Amazing Stories, review: Steven Spielberg-produced show is bland rather than actively bad

Sam (Dylan O'Brien) is a 'cliché Millennial' who is transported back in time 100 years and falls in love with Evelyn Porter (Victoria Pedretti): Apple
Sam (Dylan O'Brien) is a 'cliché Millennial' who is transported back in time 100 years and falls in love with Evelyn Porter (Victoria Pedretti): Apple

Amazing Stories is another of Apple’s early forays into the #content game, a series of five standalone tales and a revamp of a strand from the 1980s. If it sounds similar to the recently rebooted The Twilight Zone, that is not an accident. The headline here is that one of the executive producers is Steven Spielberg. He was announced with a large glossy presentation, with his beaming face next to the Apple logo. On the basis of this first episode, there is little sign of the genius who gave the world ET, and a lot of evidence of a corporate behemoth with piles of cash where taste would be more helpful.

In the present day, Sam (Dylan O’Brien) is a “cliché Millennial”, in the words of his older brother, swiping through Tinder while the two of them go around Iowa fixing up houses. In the basement of one especially creaky house, Sam finds a mysterious old barometer, along with a picture of a beautiful previous inhabitant, Evelyn Porter (Victoria Pedretti). During a storm, he is transported back in time 100 years, where horses and carts trundle alongside primitive cars and Prohibition is in full force.

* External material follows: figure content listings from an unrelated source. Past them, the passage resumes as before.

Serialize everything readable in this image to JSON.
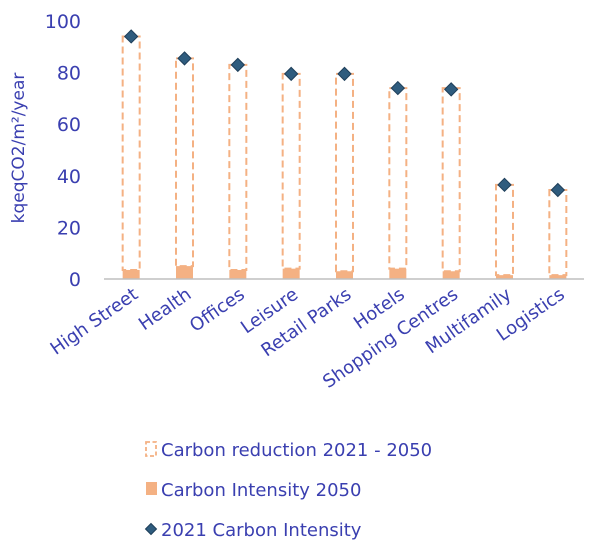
{
  "chart_data": {
    "type": "bar",
    "title": "",
    "xlabel": "",
    "ylabel": "kqeqCO2/m²/year",
    "ylim": [
      0,
      100
    ],
    "yticks": [
      0,
      20,
      40,
      60,
      80,
      100
    ],
    "grid": false,
    "legend_position": "bottom",
    "categories": [
      "High Street",
      "Health",
      "Offices",
      "Leisure",
      "Retail Parks",
      "Hotels",
      "Shopping Centres",
      "Multifamily",
      "Logistics"
    ],
    "series": [
      {
        "name": "Carbon reduction 2021 - 2050",
        "style": "dashed-outline-bar",
        "color": "#F4B183",
        "values": [
          90.5,
          80.5,
          79.5,
          75.5,
          76.5,
          70.0,
          71.0,
          35.0,
          33.0
        ]
      },
      {
        "name": "Carbon Intensity 2050",
        "style": "solid-bar",
        "color": "#F4B183",
        "values": [
          3.5,
          5.0,
          3.5,
          4.0,
          3.0,
          4.0,
          3.0,
          1.5,
          1.5
        ]
      },
      {
        "name": "2021 Carbon Intensity",
        "style": "diamond-marker",
        "color": "#2F5C7E",
        "values": [
          94,
          85.5,
          83,
          79.5,
          79.5,
          74,
          73.5,
          36.5,
          34.5
        ]
      }
    ],
    "colors": {
      "text": "#3A3FB0",
      "axis": "#BFBFBF",
      "bar": "#F4B183",
      "marker": "#2F5C7E",
      "marker_edge": "#1F3F5A"
    }
  }
}
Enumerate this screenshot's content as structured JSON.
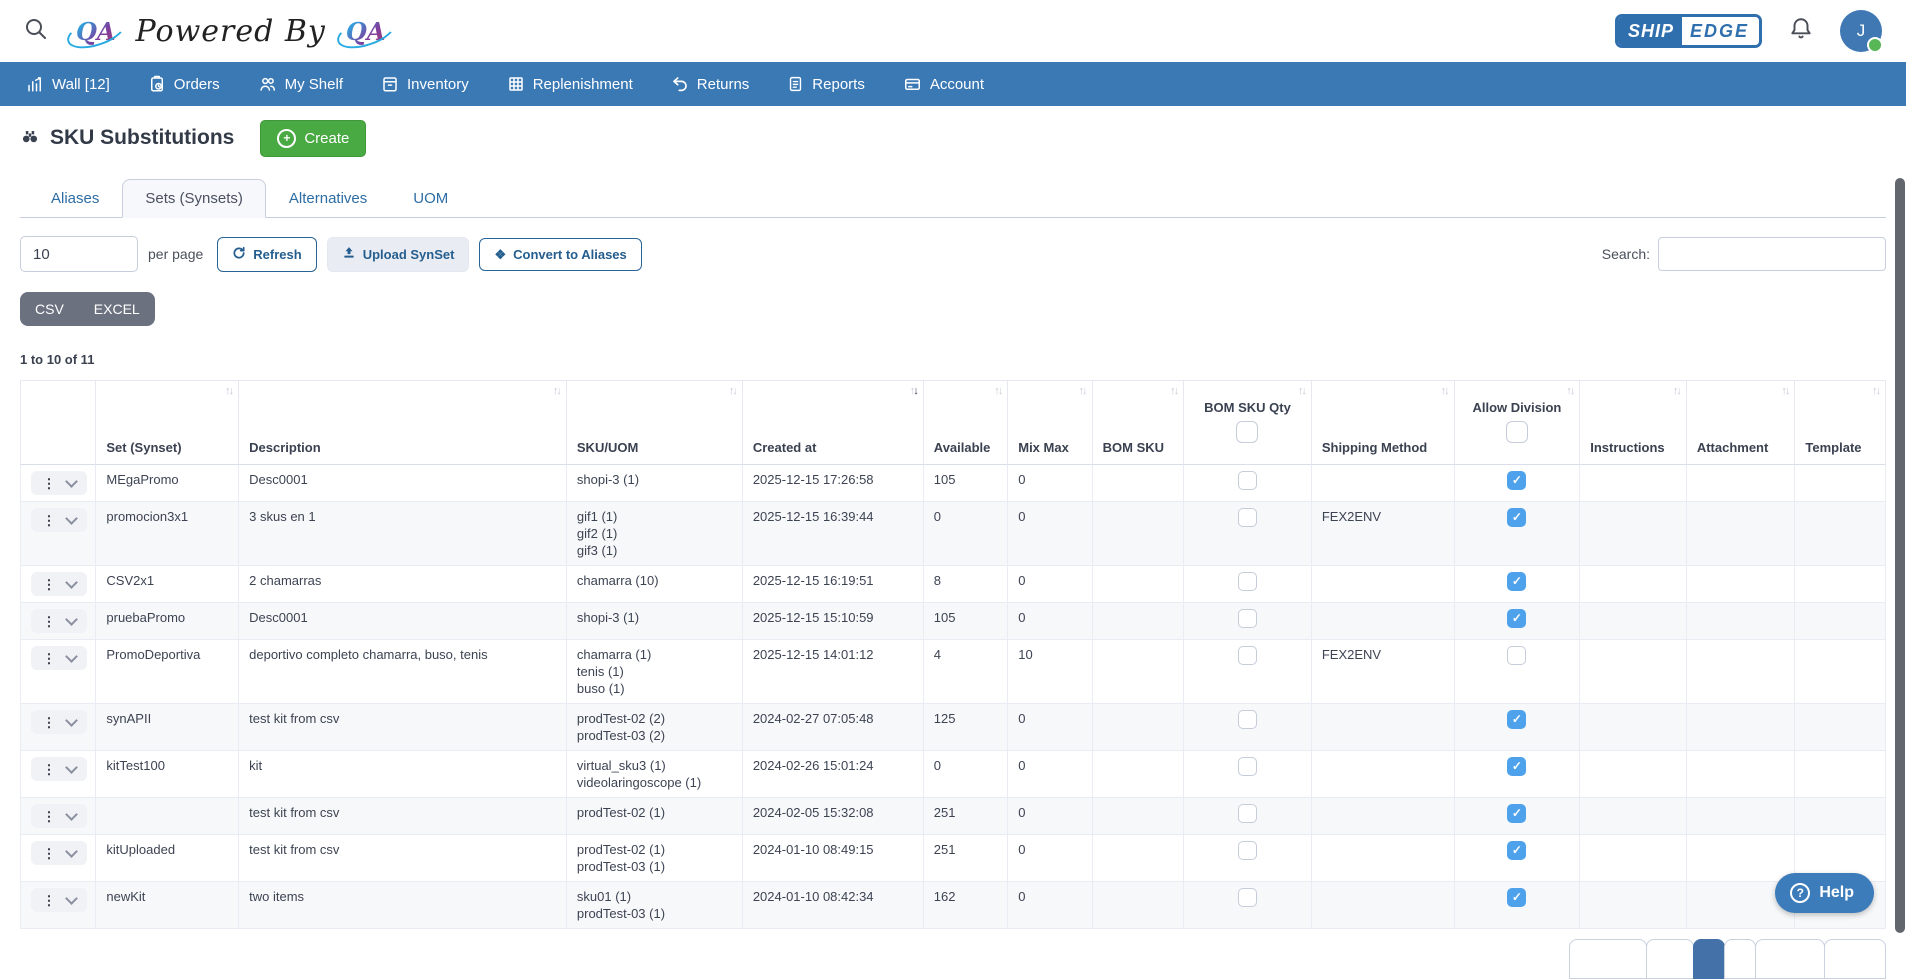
{
  "topbar": {
    "brand_text": "Powered By",
    "qa_logo_text": "QA",
    "shipedge": {
      "ship": "SHIP",
      "edge": "EDGE"
    },
    "avatar_initial": "J"
  },
  "nav": {
    "items": [
      {
        "label": "Wall [12]",
        "icon": "chart"
      },
      {
        "label": "Orders",
        "icon": "clipboard-clock"
      },
      {
        "label": "My Shelf",
        "icon": "people"
      },
      {
        "label": "Inventory",
        "icon": "archive-box"
      },
      {
        "label": "Replenishment",
        "icon": "grid"
      },
      {
        "label": "Returns",
        "icon": "undo-arrow"
      },
      {
        "label": "Reports",
        "icon": "document"
      },
      {
        "label": "Account",
        "icon": "credit-card"
      }
    ]
  },
  "page": {
    "title": "SKU Substitutions",
    "create_label": "Create"
  },
  "tabs": {
    "items": [
      {
        "label": "Aliases",
        "active": false
      },
      {
        "label": "Sets (Synsets)",
        "active": true
      },
      {
        "label": "Alternatives",
        "active": false
      },
      {
        "label": "UOM",
        "active": false
      }
    ]
  },
  "controls": {
    "per_page_value": "10",
    "per_page_label": "per page",
    "refresh_label": "Refresh",
    "upload_label": "Upload SynSet",
    "convert_label": "Convert to Aliases",
    "search_label": "Search:",
    "search_value": ""
  },
  "export": {
    "csv": "CSV",
    "excel": "EXCEL"
  },
  "summary": "1 to 10 of 11",
  "table": {
    "columns": [
      {
        "label": "",
        "sortable": false
      },
      {
        "label": "Set (Synset)",
        "sortable": true
      },
      {
        "label": "Description",
        "sortable": true
      },
      {
        "label": "SKU/UOM",
        "sortable": true
      },
      {
        "label": "Created at",
        "sortable": true,
        "sorted": "desc"
      },
      {
        "label": "Available",
        "sortable": true
      },
      {
        "label": "Mix Max",
        "sortable": true
      },
      {
        "label": "BOM SKU",
        "sortable": true
      },
      {
        "label": "BOM SKU Qty",
        "sortable": true,
        "header_checkbox": true
      },
      {
        "label": "Shipping Method",
        "sortable": true
      },
      {
        "label": "Allow Division",
        "sortable": true,
        "header_checkbox": true
      },
      {
        "label": "Instructions",
        "sortable": true
      },
      {
        "label": "Attachment",
        "sortable": true
      },
      {
        "label": "Template",
        "sortable": true
      }
    ],
    "rows": [
      {
        "set": "MEgaPromo",
        "description": "Desc0001",
        "skus": [
          "shopi-3 (1)"
        ],
        "created_at": "2025-12-15 17:26:58",
        "available": "105",
        "mix_max": "0",
        "bom_sku": "",
        "bom_sku_qty_checked": false,
        "shipping_method": "",
        "allow_division": true,
        "instructions": "",
        "attachment": "",
        "template": ""
      },
      {
        "set": "promocion3x1",
        "description": "3 skus en 1",
        "skus": [
          "gif1 (1)",
          "gif2 (1)",
          "gif3 (1)"
        ],
        "created_at": "2025-12-15 16:39:44",
        "available": "0",
        "mix_max": "0",
        "bom_sku": "",
        "bom_sku_qty_checked": false,
        "shipping_method": "FEX2ENV",
        "allow_division": true,
        "instructions": "",
        "attachment": "",
        "template": ""
      },
      {
        "set": "CSV2x1",
        "description": "2 chamarras",
        "skus": [
          "chamarra (10)"
        ],
        "created_at": "2025-12-15 16:19:51",
        "available": "8",
        "mix_max": "0",
        "bom_sku": "",
        "bom_sku_qty_checked": false,
        "shipping_method": "",
        "allow_division": true,
        "instructions": "",
        "attachment": "",
        "template": ""
      },
      {
        "set": "pruebaPromo",
        "description": "Desc0001",
        "skus": [
          "shopi-3 (1)"
        ],
        "created_at": "2025-12-15 15:10:59",
        "available": "105",
        "mix_max": "0",
        "bom_sku": "",
        "bom_sku_qty_checked": false,
        "shipping_method": "",
        "allow_division": true,
        "instructions": "",
        "attachment": "",
        "template": ""
      },
      {
        "set": "PromoDeportiva",
        "description": "deportivo completo chamarra, buso, tenis",
        "skus": [
          "chamarra (1)",
          "tenis (1)",
          "buso (1)"
        ],
        "created_at": "2025-12-15 14:01:12",
        "available": "4",
        "mix_max": "10",
        "bom_sku": "",
        "bom_sku_qty_checked": false,
        "shipping_method": "FEX2ENV",
        "allow_division": false,
        "instructions": "",
        "attachment": "",
        "template": ""
      },
      {
        "set": "synAPII",
        "description": "test kit from csv",
        "skus": [
          "prodTest-02 (2)",
          "prodTest-03 (2)"
        ],
        "created_at": "2024-02-27 07:05:48",
        "available": "125",
        "mix_max": "0",
        "bom_sku": "",
        "bom_sku_qty_checked": false,
        "shipping_method": "",
        "allow_division": true,
        "instructions": "",
        "attachment": "",
        "template": ""
      },
      {
        "set": "kitTest100",
        "description": "kit",
        "skus": [
          "virtual_sku3 (1)",
          "videolaringoscope (1)"
        ],
        "created_at": "2024-02-26 15:01:24",
        "available": "0",
        "mix_max": "0",
        "bom_sku": "",
        "bom_sku_qty_checked": false,
        "shipping_method": "",
        "allow_division": true,
        "instructions": "",
        "attachment": "",
        "template": ""
      },
      {
        "set": "",
        "description": "test kit from csv",
        "skus": [
          "prodTest-02 (1)"
        ],
        "created_at": "2024-02-05 15:32:08",
        "available": "251",
        "mix_max": "0",
        "bom_sku": "",
        "bom_sku_qty_checked": false,
        "shipping_method": "",
        "allow_division": true,
        "instructions": "",
        "attachment": "",
        "template": ""
      },
      {
        "set": "kitUploaded",
        "description": "test kit from csv",
        "skus": [
          "prodTest-02 (1)",
          "prodTest-03 (1)"
        ],
        "created_at": "2024-01-10 08:49:15",
        "available": "251",
        "mix_max": "0",
        "bom_sku": "",
        "bom_sku_qty_checked": false,
        "shipping_method": "",
        "allow_division": true,
        "instructions": "",
        "attachment": "",
        "template": ""
      },
      {
        "set": "newKit",
        "description": "two items",
        "skus": [
          "sku01 (1)",
          "prodTest-03 (1)"
        ],
        "created_at": "2024-01-10 08:42:34",
        "available": "162",
        "mix_max": "0",
        "bom_sku": "",
        "bom_sku_qty_checked": false,
        "shipping_method": "",
        "allow_division": true,
        "instructions": "",
        "attachment": "",
        "template": ""
      }
    ]
  },
  "pagination": {
    "cell_count": 6,
    "active_cell_index": 2
  },
  "help": {
    "label": "Help"
  },
  "colors": {
    "nav_blue": "#3b79b5",
    "create_green": "#49a942",
    "checkbox_checked_blue": "#4ea2ec",
    "button_blue": "#255e8e",
    "export_gray": "#6c7180",
    "pagination_active_blue": "#4472a8",
    "help_blue": "#3c7cba",
    "presence_green": "#57b757"
  }
}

The series apparently cost $5m per episode. It’s hard to see where the money went. Certainly not on the script. In the house in the past, Sam finds the young Evelyn, waiting to be married off by her mother. She gets over the shock of this interloper from 2019 remarkably quickly, and it is testament to contemporary workwear trends that his jacket and trousers do not provoke more comment. His phone has vanished, but he still has the photograph of Evelyn in his pocket, as proof he has come from the future.

For his part, he adapts instantly to his new situation, seemingly untroubled by needing to sleep or eat, and provoking almost no comment with his 21st-century speech, mannerisms and attitudes. When Evelyn asks Sam what the future is like, he extols the merits of Deliveroo and Sonos, rather than penicillin, the Second World War, or Apple’s share price. As he hops between eras in pursuit of his great love, his behaviour looks increasingly like insanity. The simplicities of the past start to look more and more appealing compared to the bewildering choices of the present, although let's hope he doesn't need any dentistry.

Despite the 53-minute running time, and only a handful of characters, neither Sam nor Evelyn is developed to the point where we mind much what befalls them. This feels like TV from an earlier time: bland rather than actively bad. The original showrunner, Bryan Fuller, was removed, apparently after trying to take the series in a darker direction. He might have been right. As family friendly viewing, it’s fine for Amazing Stories to be simple, and for the time-travel plot not to join up. Nobody was expecting Memento. There is no excuse for it to be this overlong and underwritten. What’s the point of all these new streaming services if they are just going to fill them with old ideas?